The band that Thursday night is an assemblage of guitars, Irish (Uilleann) pipes and an accordion. When they play the national anthem everyone stops drinking—including the young blokes playing poker—and rises to their feet. The bar’s owner, Willie Roche, says some visitors of Irish origin become so emotional hearing traditional music that it makes him cry. An accordion player, Roche says anyone who can play is welcome to join the band.
“We give them the venue to express themselves; life is about being happy,” he says, pint in hand. “This is our culture. The government comes down so hard on you if you sell drink, but they should promote something like this, then you’ll remember Ireland for what it’s worth.” A glimmer in his eye, he adds: “You know the definition of a gentleman? Someone who can play the pipes … but doesn’t.”
Gliding Down the Blackwater with Pico Iyer
The next day Jackie and I join Pico Iyer and his wife Hiroko for a float down the Blackwater. We board a battered wooden boat “for a journey that goes back 300 or 400 years,” says our poetic captain, Tony O’Gallagher. His first mate, a little dog called Pharaoh, hunkers down on top of the unused lifevests.
We float by majestic towers and tumbledown buildings as the sun and clouds play a game of hide-and-seek. “I love it — it’s a privilege to find something like this,” Tony says, relishing his job. “Better than fucking acting.”
That night we’re wowed by Iyer’s talk, his observations stated so eloquently and rapidly that my mind races to stay with him. The next morning I awake to hear verses ringing out over the town square and floating through our open window. It’s local poet Louis de Paor, who will later read to the accompaniment of Irish pipes, being broadcast for all to hear.
The rest of the festival is a whirlwind of serendipity. One night at dinner, Jackie and I end up at the same table as Jan Morris and her partner Elizabeth. On Sunday morning, we visit St. Carthage’s Cathedral and hear the priest say: “He who sings twice, prays.” How Irish.
Morris closes the festival in conversation with Iyer and Paul Clements, editor of a collection of tributes to the Welsh author called Around the World in Eighty Years. It’s everything one expects from Morris: witty, insightful, provocative, and most of all, fun.
Jackie and I have one more day left in Lismore. We tour Lismore Castle and gardens, then stroll along Lady Louisa’s Walk, which parallels the River Blackwater, verdant branches arching over our heads.
Overcome by the magic of the place but thoroughly unprepared, I ask Jackie to sit with me on a riverside bench. She comments on the birds, the trees, the yellow and purple wildflowers. I don’t have a diamond, but I do have a hematite ring, an iron band I’d bought a month before for 79 cents while on assignment in Alaska. Tears welling in my eyes, I ask.

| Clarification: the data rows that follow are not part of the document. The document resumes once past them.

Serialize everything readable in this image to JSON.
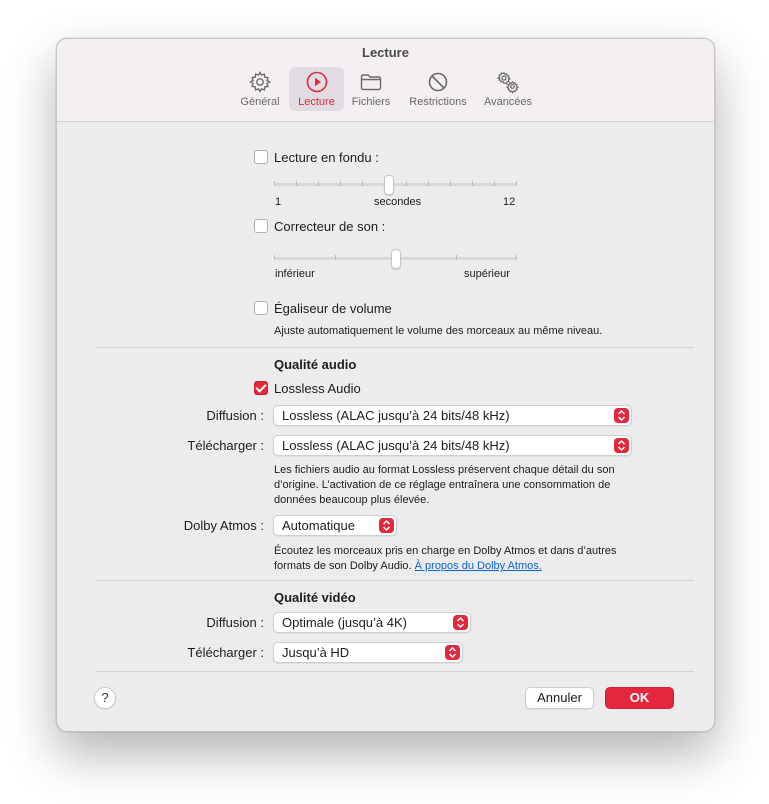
{
  "window": {
    "title": "Lecture"
  },
  "tabs": [
    {
      "label": "Général",
      "icon": "gear-icon",
      "active": false
    },
    {
      "label": "Lecture",
      "icon": "play-circle-icon",
      "active": true
    },
    {
      "label": "Fichiers",
      "icon": "folder-icon",
      "active": false
    },
    {
      "label": "Restrictions",
      "icon": "prohibited-icon",
      "active": false
    },
    {
      "label": "Avancées",
      "icon": "gears-icon",
      "active": false
    }
  ],
  "crossfade": {
    "label": "Lecture en fondu :",
    "checked": false,
    "min_label": "1",
    "unit_label": "secondes",
    "max_label": "12",
    "value": 6
  },
  "sound_enhancer": {
    "label": "Correcteur de son :",
    "checked": false,
    "low_label": "inférieur",
    "high_label": "supérieur",
    "value": 0.5
  },
  "sound_check": {
    "label": "Égaliseur de volume",
    "checked": false,
    "description": "Ajuste automatiquement le volume des morceaux au même niveau."
  },
  "audio_quality": {
    "heading": "Qualité audio",
    "lossless": {
      "label": "Lossless Audio",
      "checked": true
    },
    "streaming": {
      "label": "Diffusion :",
      "value": "Lossless (ALAC jusqu’à 24 bits/48 kHz)"
    },
    "download": {
      "label": "Télécharger :",
      "value": "Lossless (ALAC jusqu’à 24 bits/48 kHz)"
    },
    "lossless_description_lines": [
      "Les fichiers audio au format Lossless préservent chaque détail du son",
      "d’origine. L’activation de ce réglage entraînera une consommation de",
      "données beaucoup plus élevée."
    ],
    "dolby": {
      "label": "Dolby Atmos :",
      "value": "Automatique"
    },
    "dolby_description_line1": "Écoutez les morceaux pris en charge en Dolby Atmos et dans d’autres",
    "dolby_description_line2": "formats de son Dolby Audio.",
    "dolby_link": "À propos du Dolby Atmos."
  },
  "video_quality": {
    "heading": "Qualité vidéo",
    "streaming": {
      "label": "Diffusion :",
      "value": "Optimale (jusqu’à 4K)"
    },
    "download": {
      "label": "Télécharger :",
      "value": "Jusqu’à HD"
    }
  },
  "footer": {
    "help": "?",
    "cancel": "Annuler",
    "ok": "OK"
  },
  "colors": {
    "accent": "#e3283d",
    "link": "#0a63d6",
    "window_bg": "#ececec"
  }
}
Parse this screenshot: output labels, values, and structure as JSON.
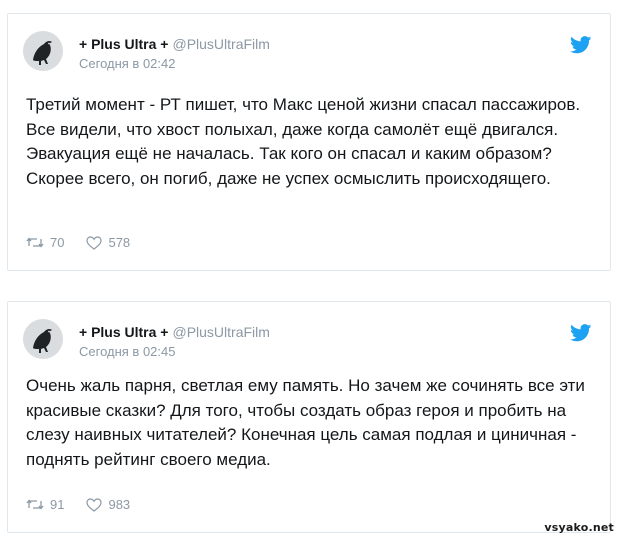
{
  "tweets": [
    {
      "display_name": "+ Plus Ultra +",
      "handle": "@PlusUltraFilm",
      "timestamp": "Сегодня в 02:42",
      "text": "Третий момент - РТ пишет, что Макс ценой жизни спасал пассажиров. Все видели, что хвост полыхал, даже когда самолёт ещё двигался. Эвакуация ещё не началась. Так кого он спасал и каким образом? Скорее всего, он погиб, даже не успех осмыслить происходящего.",
      "retweets": "70",
      "likes": "578"
    },
    {
      "display_name": "+ Plus Ultra +",
      "handle": "@PlusUltraFilm",
      "timestamp": "Сегодня в 02:45",
      "text": "Очень жаль парня, светлая ему память. Но зачем же сочинять все эти красивые сказки? Для того, чтобы создать образ героя и пробить на слезу наивных читателей? Конечная цель самая подлая и циничная - поднять рейтинг своего медиа.",
      "retweets": "91",
      "likes": "983"
    }
  ],
  "icons": {
    "brand": "twitter-bird-icon",
    "retweet": "retweet-icon",
    "like": "heart-icon",
    "avatar": "crow-avatar"
  },
  "colors": {
    "twitter_blue": "#1da1f2",
    "muted_text": "#8b98a5",
    "card_border": "#e1e8ed"
  },
  "watermark": "vsyako.net"
}
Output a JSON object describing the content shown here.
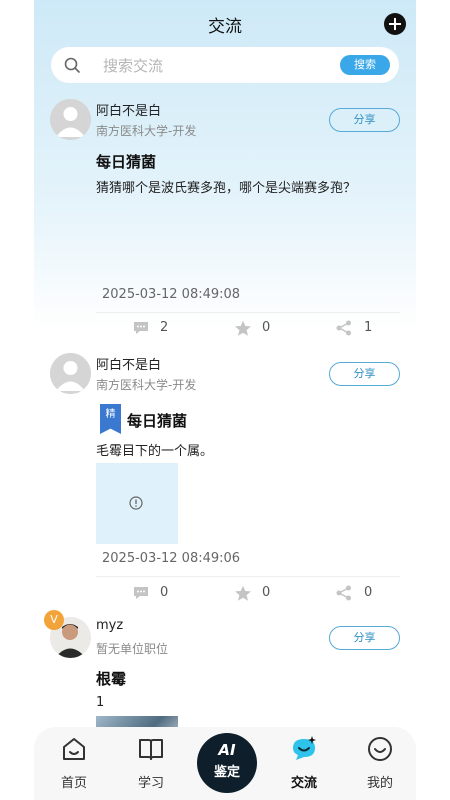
{
  "header": {
    "title": "交流"
  },
  "search": {
    "placeholder": "搜索交流",
    "button": "搜索"
  },
  "posts": [
    {
      "user": "阿白不是白",
      "org": "南方医科大学-开发",
      "share": "分享",
      "title": "每日猜菌",
      "body": "猜猜哪个是波氏赛多孢，哪个是尖端赛多孢？",
      "time": "2025-03-12 08:49:08",
      "comments": "2",
      "favorites": "0",
      "shares": "1"
    },
    {
      "user": "阿白不是白",
      "org": "南方医科大学-开发",
      "share": "分享",
      "tag": "精",
      "title": "每日猜菌",
      "body": "毛霉目下的一个属。",
      "time": "2025-03-12 08:49:06",
      "comments": "0",
      "favorites": "0",
      "shares": "0"
    },
    {
      "user": "myz",
      "org": "暂无单位职位",
      "share": "分享",
      "badge": "V",
      "title": "根霉",
      "body": "1"
    }
  ],
  "tabs": [
    {
      "label": "首页",
      "icon": "home-icon"
    },
    {
      "label": "学习",
      "icon": "book-icon"
    },
    {
      "label": "鉴定",
      "icon": "ai-identify-icon",
      "badge_text": "AI"
    },
    {
      "label": "交流",
      "icon": "chat-icon",
      "active": true
    },
    {
      "label": "我的",
      "icon": "profile-icon"
    }
  ],
  "colors": {
    "accent": "#3aa8e8",
    "tag": "#3b78d0",
    "ai_button": "#0e1f2b"
  }
}
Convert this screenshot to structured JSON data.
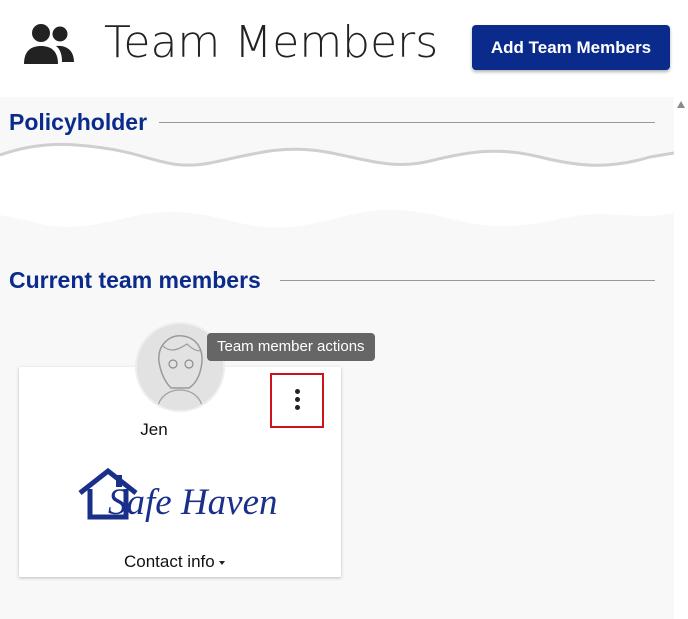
{
  "header": {
    "title": "Team Members",
    "icon": "group-icon",
    "add_button_label": "Add Team Members"
  },
  "sections": {
    "policyholder": {
      "heading": "Policyholder"
    },
    "current": {
      "heading": "Current team members"
    }
  },
  "members": [
    {
      "name": "Jen",
      "avatar": "avatar-photo",
      "actions_tooltip": "Team member actions",
      "actions_icon": "more-vertical-icon",
      "logo_text": "Safe Haven",
      "logo_icon": "house-icon",
      "contact_label": "Contact info",
      "contact_icon": "caret-down-icon"
    }
  ],
  "colors": {
    "brand": "#0a2b8c",
    "highlight": "#d0121b",
    "tooltip_bg": "#666666"
  }
}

She says yes, yes, yes, as fervently as Molly Bloom at the end of Ulysses.
Michael Shapiro is the author of A Sense of Place and wrote the text for the pictorial book Guatemala: A Journey Through the Land of the Maya featuring photographs by Kraig Lieb. His travel writing has appeared in National Geographic Traveler, American Way and Islands magazines, and the travel sections of the Washington Post, San Francisco Chronicle and Los Angeles Times. His story about rafting down the Grand Canyon in the wake of John Wesley Powell appears in The Best Travel Writing 2011.